The next night, when I meet the geographer for the first time and tell him what happened, he laughs. We are sitting side by side at a wide marble bar. I’ve scrapped the drinks rule in my head and said yes to dinner. What are the chances of any date going more pear-shaped than a news-making one?

‘How did your parents cope afterwards?’ he asks, his eyes still wide but his voice calm.

‘They went to dinner.’

‘And?’

‘They did the whole three-course thing. And—’

‘They mourned the dead?’ he asks.

‘In a way, yes.’ I tell him that instead of drinking in the deceased people’s honour, my parents paid their respects by ordering an extra side with their meal.

Then, in a safe space carved by woodfired bread and fried potatoes, he tells me stories about the letters he’s been writing to his faraway grandmother; how his father used to be a hot air balloon pilot and his mother worked at a women’s crisis centre. The way they’d met in high school when his father stood on someone’s rusty car hood, playing air guitar.

‘I’m leaving for a three-week trip to Indonesia in a fortnight,’ he says. ‘To Mount Merapi—it’s the most volatile of the country’s 120 active volcanoes, actually.’

It’s my turn to laugh.

‘Would you like to meet again in a few nights’ time?’ he asks.

Lorem Ipsum

Lately, instead of writing, I’ve been testing out the idea of food reviews as agony aunt columns.

Dear Reviewer,

What are the best places to eat with one hand, so I can actually hold my book?

When dating someone new, is it normal to want my bartender’s approval?

At 11am, 4pm, 2am—depression’s happy hours—what snacks would bring courage?

Over what food should you ask yourself if you’re ready for someone new?

I am having trouble starting a review. It is the last one I need to turn in for the year. On my laptop screen, I flit between my notes and pages of interview transcript, going back and forth between sentences I have highlighted in red (direct quotes) and blue (context)—the sum of which is already too long for a 600-word piece. I have a superstition that getting the beginning right will somehow make the rest of the story fall into place. This rarely works. But the idea that there is a right beginning—a line that opens up the possibility of everything—is so seductive that I drag my feet every time, as if all I have to do is stay calm and ‘not overthink it’. Like the most unbearable advice about dating.

Outside, the lunch crowd gathers at the alleyway cafe at the foot of my apartment building. It is the time of day when the chorus of coffee orders shifts into listless gossip. I contemplate abandoning my work for a slice of fig-and-walnut toast. I imagine my problems solving themselves when I bite into the dense bread loaded with perfectly lemoned avocado.

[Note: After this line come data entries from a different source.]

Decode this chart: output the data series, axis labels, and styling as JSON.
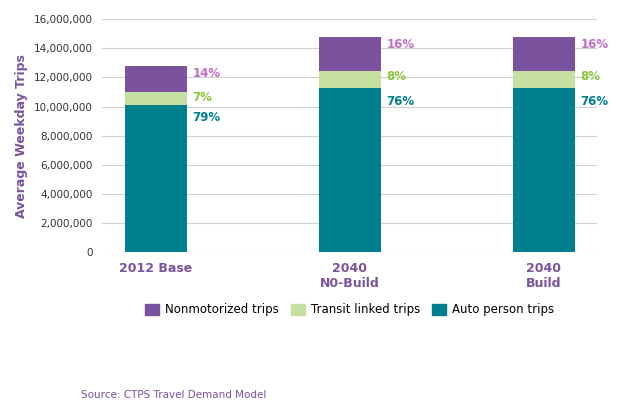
{
  "categories": [
    "2012 Base",
    "2040\nN0-Build",
    "2040\nBuild"
  ],
  "auto_values": [
    10112000,
    11248000,
    11248000
  ],
  "transit_values": [
    896000,
    1184000,
    1184000
  ],
  "nonmoto_values": [
    1792000,
    2368000,
    2368000
  ],
  "auto_pcts": [
    "79%",
    "76%",
    "76%"
  ],
  "transit_pcts": [
    "7%",
    "8%",
    "8%"
  ],
  "nonmoto_pcts": [
    "14%",
    "16%",
    "16%"
  ],
  "auto_color": "#007f8c",
  "transit_color": "#c5e0a0",
  "nonmoto_color": "#7b529e",
  "auto_label_color": "#007f8c",
  "transit_label_color": "#8dc63f",
  "nonmoto_label_color": "#c06fc5",
  "ylabel": "Average Weekday Trips",
  "ylabel_color": "#7b529e",
  "xlabel_color": "#7b529e",
  "ylim": [
    0,
    16000000
  ],
  "yticks": [
    0,
    2000000,
    4000000,
    6000000,
    8000000,
    10000000,
    12000000,
    14000000,
    16000000
  ],
  "legend_labels": [
    "Nonmotorized trips",
    "Transit linked trips",
    "Auto person trips"
  ],
  "source_text": "Source: CTPS Travel Demand Model",
  "source_color": "#7b529e",
  "bar_width": 0.32,
  "background_color": "#ffffff",
  "grid_color": "#d0d0d0"
}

‘What’s the hook?’ my journalism teacher used to say. The hook, meaning the very thing that draws you in. It is a tough question to answer earnestly about fish and chips. But it’s not just the food. More and more I am troubled by the feeling that I am missing something. To write an honest story, author Deborah Levy says the writer needs to ask herself two questions: What does the main character want? And what’s stopping her from getting it?